有田健一郎こと兄ぃに契約を持ちかけた儀式から一週間。私は兄ぃの世界と私の世界を繋げて行き来できるようにした。私の世界の入り口を私の私室に、もう一方を兄ぃの私室に。そして神々の契約に従い兄ぃの世界を侵略しようとした。
「うん、やっぱり改め聞くとあほだよな」
「いうなよ兄ぃ。それにうちの所じゃ侵略なんて当たり前だし」
それに兄ぃだって契約に同意したし。契約に従い嘘は言わなかったし。言わなかったことがあるだけで。ともあれ契約によって兄ぃの知識と魔力を一方的に搾取した結果
「侵略するの無理だと分かった!何あれ!核兵器とか!戦車とか!戦闘機とか!!後、銃!歩兵が歩兵と弓兵や魔法兵の役割持ってるんじゃないですよー!こちとらまだ剣と魔法の世代じゃー!!」
「うちの世界に剣と魔法の時代なんてなかったからな。」
「冷静なツッコミは置いといて!!」
そんなわけで無理だと判断した瞬間、契約違反ととられたのだろう。兄ぃから一方的に色々搾取するはずの契約内容が歪められて私の方が分の悪い共有という形になってしまったのだった。だから今兄ぃには私の知識や魔力が供給され、更にはペナルティプラスで今考えている思考の大部分まで読まれてしかも兄ぃに嘘だとかもつきにくくなっているのだー。
「ふはははは……どうしてこうなったかなー!!」
「ノリと勢いで異世界侵攻なんてするからだろ。むしろ良かったじゃねぇか。何にも知らずにのこのことやってきて戦車、戦闘機の雨あられみたいなことにならなくて」
「いやうん。それはホントに助かった。奇跡的幸い!……まあそういうわけで、だ。契約上宣戦布告したけどー、どーせこっちの世界にはバレてないからまずは情報収集からという名目で侵攻を見送ってー……っていうか見送らないとたぶん全滅ルートだし。でもー契約自体はやばいと思った時点でちゃんと遂行するって宣言したから、どうにかして侵略はしないといけない……わけだが武力による勝利は今んとこ無理。一見詰んでる気がするがまあ何とかしよう。それに兄ぃの世界は居心地良いしなるべく穏便にもやりたい」
「まあ、じゃないと協力しないけどな」
「ふふふ、兄ぃよ。
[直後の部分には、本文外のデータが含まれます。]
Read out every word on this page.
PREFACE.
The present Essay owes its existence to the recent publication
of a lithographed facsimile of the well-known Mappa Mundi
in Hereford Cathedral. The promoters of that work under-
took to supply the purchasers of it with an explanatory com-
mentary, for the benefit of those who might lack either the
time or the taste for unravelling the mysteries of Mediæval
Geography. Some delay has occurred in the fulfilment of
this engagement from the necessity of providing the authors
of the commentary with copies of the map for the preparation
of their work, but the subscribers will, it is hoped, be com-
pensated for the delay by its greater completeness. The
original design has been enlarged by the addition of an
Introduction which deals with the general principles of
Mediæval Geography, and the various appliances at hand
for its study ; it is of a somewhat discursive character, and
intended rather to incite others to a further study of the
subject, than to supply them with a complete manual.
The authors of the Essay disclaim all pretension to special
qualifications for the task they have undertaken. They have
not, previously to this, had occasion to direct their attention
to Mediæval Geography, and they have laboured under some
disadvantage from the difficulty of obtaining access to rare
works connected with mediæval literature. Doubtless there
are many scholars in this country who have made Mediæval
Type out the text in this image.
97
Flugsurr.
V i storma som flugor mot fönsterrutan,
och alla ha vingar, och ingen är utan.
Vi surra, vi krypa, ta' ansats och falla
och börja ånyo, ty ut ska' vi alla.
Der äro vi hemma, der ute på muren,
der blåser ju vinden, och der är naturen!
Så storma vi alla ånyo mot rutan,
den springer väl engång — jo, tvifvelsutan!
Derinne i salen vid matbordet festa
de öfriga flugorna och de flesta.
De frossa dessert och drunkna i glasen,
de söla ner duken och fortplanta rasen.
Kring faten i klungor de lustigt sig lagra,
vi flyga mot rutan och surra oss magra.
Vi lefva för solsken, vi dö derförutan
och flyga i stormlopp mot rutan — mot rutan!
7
私に何かがあって契約の遂行が出来ないとなると兄ぃのほうに何が起こるか」
「それ言ったら俺に何かがあっても一部の契約不履行が起こってお前に何が起こるかわかんないんだろ」
「うんまあ。……神々の契約だとかそういうのってやっぱダメね。ちょっとこじらせるとこれなんだから」
「そんなこと言って大丈夫なのか」
「大丈夫、こっちに一応私の帝国で広く信じられている邪神の気配とか……まあもろもろの気配を感じない。今なら言いたい放題だぜ!大体、ちょっと、無理って思ったぐらいで、ペナルティーとか、あほじゃねーの!!……まあいいや、それよりもーだ」
床の上に置かれた袋を見つつ、リースは有田に問いかける。
「新作ゲームプレイはよ」
「急かすなよ。お茶位飲ませろよ」
ついでに兄ぃの知識を経た私は、一気に現代文化にどっぷりと嵌ってしまったのであった。だって楽しいんだもん。
――某所にて
「私が返ってくるまで、ここを任せたからね?」
金髪のショートヘアをフードで隠しながら、少女の声は自分を見送る人々に別れを告げる。
「筆頭勇者様……」
「ホントに、ほんとにだいじょうぶですか?」
「やっぱり俺たちも一緒に」
心配する声に、少女は笑って答える。
「大丈夫だよ。主神様はいつも私たちを守ってくれるし、この中で一番強いのは私だから。だから心配しないで?ね?――それじゃ」
筆頭勇者、リース・エクレアー、行ってきます!!
そう見送る者達に挨拶を澄ませると、勇者と名乗る少女は飛び降りたのであった。